西南戦争前夜、明治維新の急な改革に不満を持つ士族の反乱や農民の
一揆も起こった。地元阿蘇村としても、農民が西郷軍に呼応して一揆を
起こしている。農民の立場から見れれば、官軍は農民の敵だったろうに、
それでも佐川官兵衛を慕ってくれている。佐川官兵衛をこれほど有名に
したのは、興梠氏なのだ。その熱意には頭がさがる。

⑬8/15 耶馬溪から中津

2009-08-19 11:45:48 | H21. 8月 九州、中国地方への旅
阿蘇を西回りで半周し、玖珠を通って耶馬溪に抜けた。
心配した帰省返りの渋滞は無かった。

奥耶馬溪は実に見事な景観だ。山国川の両岸にはゴリラ岩とか、
屏風岩とかさまざまな奇岩が林立する。中国の南画のようだ。

途中、みやげ物店が10軒ほど立ち並び、広い無料駐車場があった
ので車を止める。すばらしい景観に魅せられて、虚無僧姿で
尺八を吹いて廻った。すると、各店でご喜捨をいただいた。
観光客もまばらで、売り上げも少ないだろうに、軒並みである。
「千客万来、商売繁盛、無病息災」を祈らずにはいられない。


羅漢寺にも行ってみた。
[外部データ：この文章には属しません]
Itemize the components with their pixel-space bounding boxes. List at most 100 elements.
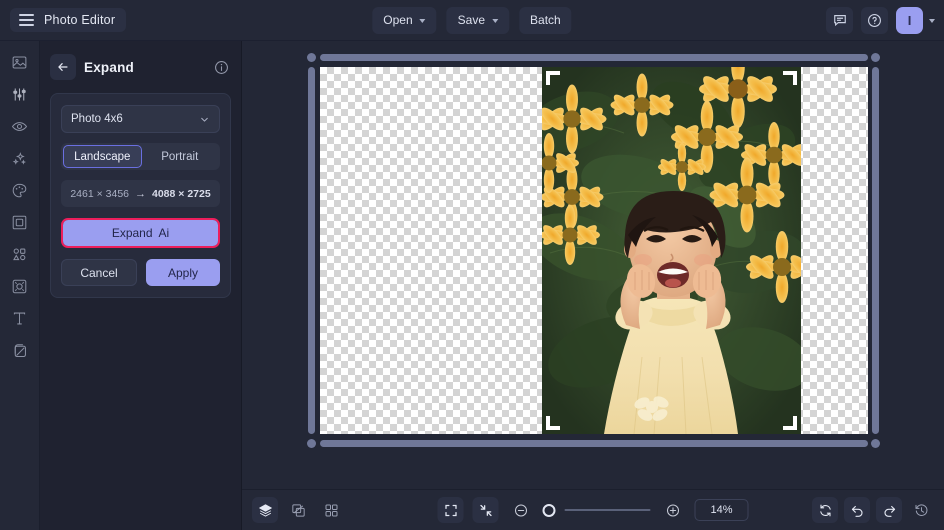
- open-button[interactable]: Open: [372, 7, 436, 34]
- zoom-controls: 14%: [438, 497, 749, 523]
- dimensions-arrow: →: [135, 188, 146, 200]
- sparkles-icon: [11, 150, 28, 167]
- save-button[interactable]: Save: [447, 7, 509, 34]
- app-menu-button[interactable]: Photo Editor: [10, 8, 126, 32]
- redo-button[interactable]: [876, 497, 902, 523]
- user-avatar[interactable]: I: [896, 7, 923, 34]
- dimensions-display: 2461 × 3456 → 4088 × 2725: [61, 180, 220, 207]
- compare-button[interactable]: [285, 497, 311, 523]
- layers-button[interactable]: [252, 497, 278, 523]
- compare-icon: [291, 503, 306, 518]
- panel-back-button[interactable]: [50, 54, 76, 80]
- canvas-photo[interactable]: [542, 67, 801, 434]
- expand-panel: Expand Photo 4x6 Landsc: [40, 41, 242, 530]
- chevron-down-icon[interactable]: [929, 19, 935, 23]
- text-icon: [11, 310, 28, 327]
- zoom-slider-thumb[interactable]: [543, 504, 556, 517]
- photo-editor-app: Photo Editor Open Save Batch: [0, 0, 944, 530]
- tool-rail: [0, 41, 40, 530]
- effects-icon: [11, 342, 28, 359]
- expand-handle-top[interactable]: [320, 54, 868, 61]
- open-label: Open: [383, 13, 412, 27]
- bottom-right-group: [812, 497, 934, 523]
- expand-knob-top-right[interactable]: [871, 53, 880, 62]
- adjustments-icon: [11, 86, 28, 103]
- expand-handle-bottom[interactable]: [320, 440, 868, 447]
- arrow-left-icon: [56, 60, 70, 74]
- crop-handle-bottom-right[interactable]: [783, 416, 797, 430]
- canvas-transparent-area[interactable]: [320, 67, 868, 434]
- expand-settings-card: Photo 4x6 Landscape Portrait 2461 × 3456…: [50, 93, 231, 298]
- grid-button[interactable]: [318, 497, 344, 523]
- undo-button[interactable]: [844, 497, 870, 523]
- grid-icon: [324, 503, 339, 518]
- panel-info-button[interactable]: [214, 60, 229, 75]
- sidebar-item-ai-tools[interactable]: [5, 147, 35, 169]
- chevron-down-icon: [420, 19, 426, 23]
- chevron-down-icon: [492, 19, 498, 23]
- zoom-slider-track[interactable]: [565, 509, 651, 511]
- orientation-landscape[interactable]: Landscape: [63, 145, 142, 168]
- crop-handle-bottom-left[interactable]: [546, 416, 560, 430]
- image-icon: [11, 54, 28, 71]
- top-tool-group: Open Save Batch: [372, 7, 571, 34]
- crop-handle-top-right[interactable]: [783, 71, 797, 85]
- app-title: Photo Editor: [44, 13, 115, 27]
- feedback-button[interactable]: [826, 7, 853, 34]
- orientation-toggle: Landscape Portrait: [61, 143, 220, 170]
- actual-size-icon: [478, 503, 493, 518]
- canvas-stage[interactable]: [242, 41, 944, 489]
- history-icon: [914, 503, 929, 518]
- comment-icon: [833, 13, 847, 27]
- dimensions-to: 4088 × 2725: [152, 188, 211, 200]
- zoom-out-button[interactable]: [508, 497, 534, 523]
- expand-ai-badge: Ai: [159, 226, 170, 240]
- sidebar-item-retouch[interactable]: [5, 115, 35, 137]
- sidebar-item-expand[interactable]: [5, 275, 35, 297]
- info-icon: [214, 60, 229, 75]
- expand-knob-top-left[interactable]: [307, 53, 316, 62]
- apply-button[interactable]: Apply: [146, 259, 220, 286]
- zoom-in-icon: [665, 503, 680, 518]
- main-body: Expand Photo 4x6 Landsc: [0, 41, 944, 530]
- expand-ai-highlight: Expand Ai: [61, 218, 220, 248]
- history-button[interactable]: [908, 497, 934, 523]
- batch-label: Batch: [530, 13, 561, 27]
- panel-title: Expand: [84, 60, 134, 75]
- sidebar-item-effects[interactable]: [5, 339, 35, 361]
- shapes-icon: [11, 246, 28, 263]
- sidebar-item-adjustments[interactable]: [5, 83, 35, 105]
- expand-knob-bottom-right[interactable]: [871, 439, 880, 448]
- bottom-left-group: [252, 497, 344, 523]
- fit-screen-icon: [443, 503, 458, 518]
- reset-button[interactable]: [812, 497, 838, 523]
- crop-handle-top-left[interactable]: [546, 71, 560, 85]
- preset-select[interactable]: Photo 4x6: [61, 105, 220, 133]
- fit-screen-button[interactable]: [438, 497, 464, 523]
- redo-icon: [882, 503, 897, 518]
- zoom-value[interactable]: 14%: [695, 499, 749, 521]
- actual-size-button[interactable]: [473, 497, 499, 523]
- zoom-out-icon: [513, 503, 528, 518]
- sidebar-item-color[interactable]: [5, 179, 35, 201]
- expand-ai-button[interactable]: Expand Ai: [63, 220, 218, 246]
- sidebar-item-shapes[interactable]: [5, 243, 35, 265]
- panel-actions: Cancel Apply: [61, 259, 220, 286]
- expand-knob-bottom-left[interactable]: [307, 439, 316, 448]
- orientation-portrait[interactable]: Portrait: [142, 145, 219, 168]
- eye-icon: [11, 118, 28, 135]
- save-label: Save: [458, 13, 485, 27]
- chevron-down-icon: [199, 114, 210, 125]
- sidebar-item-image[interactable]: [5, 51, 35, 73]
- preset-value: Photo 4x6: [71, 113, 123, 125]
- sidebar-item-text[interactable]: [5, 307, 35, 329]
- photo-image: [542, 67, 801, 434]
- cancel-button[interactable]: Cancel: [61, 259, 137, 286]
- expand-handle-left[interactable]: [308, 67, 315, 434]
- zoom-in-button[interactable]: [660, 497, 686, 523]
- expand-handle-right[interactable]: [872, 67, 879, 434]
- help-button[interactable]: [861, 7, 888, 34]
- dimensions-from: 2461 × 3456: [70, 188, 129, 200]
- batch-button[interactable]: Batch: [519, 7, 572, 34]
- sidebar-item-frame[interactable]: [5, 211, 35, 233]
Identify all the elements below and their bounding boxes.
急峻な巌谷の上にお堂が在る。よくぞ
こんな崖の上に立派なお堂が建てられたものだ。人間の力に
感心する。

夕刻6時に中津に到着。レンタカーを返し、不要な荷物を宅急便で
家に送り届ける。

そしていよいよ、本格的虚無僧の旅。
着物に帯、天蓋と偈箱に尺八一本あればいい。袈裟も替尺八も
下着も持たない。できるだけ軽装になって、中津市内を廻る。
福沢諭吉先生の生家記念館にも行ってみたが、閉館の時間。
ここは慶応中等部3年の修学旅行で来ている。

福沢諭吉を生んだ土地というプライドが高い町だ。
むべなるかな。『独立自尊』自分の生活費は自分で稼げ。人に
頼るなの福沢精神である。物乞いなど最も賤しむべき所業か。
それでも一軒の家で、お布施をいただいた。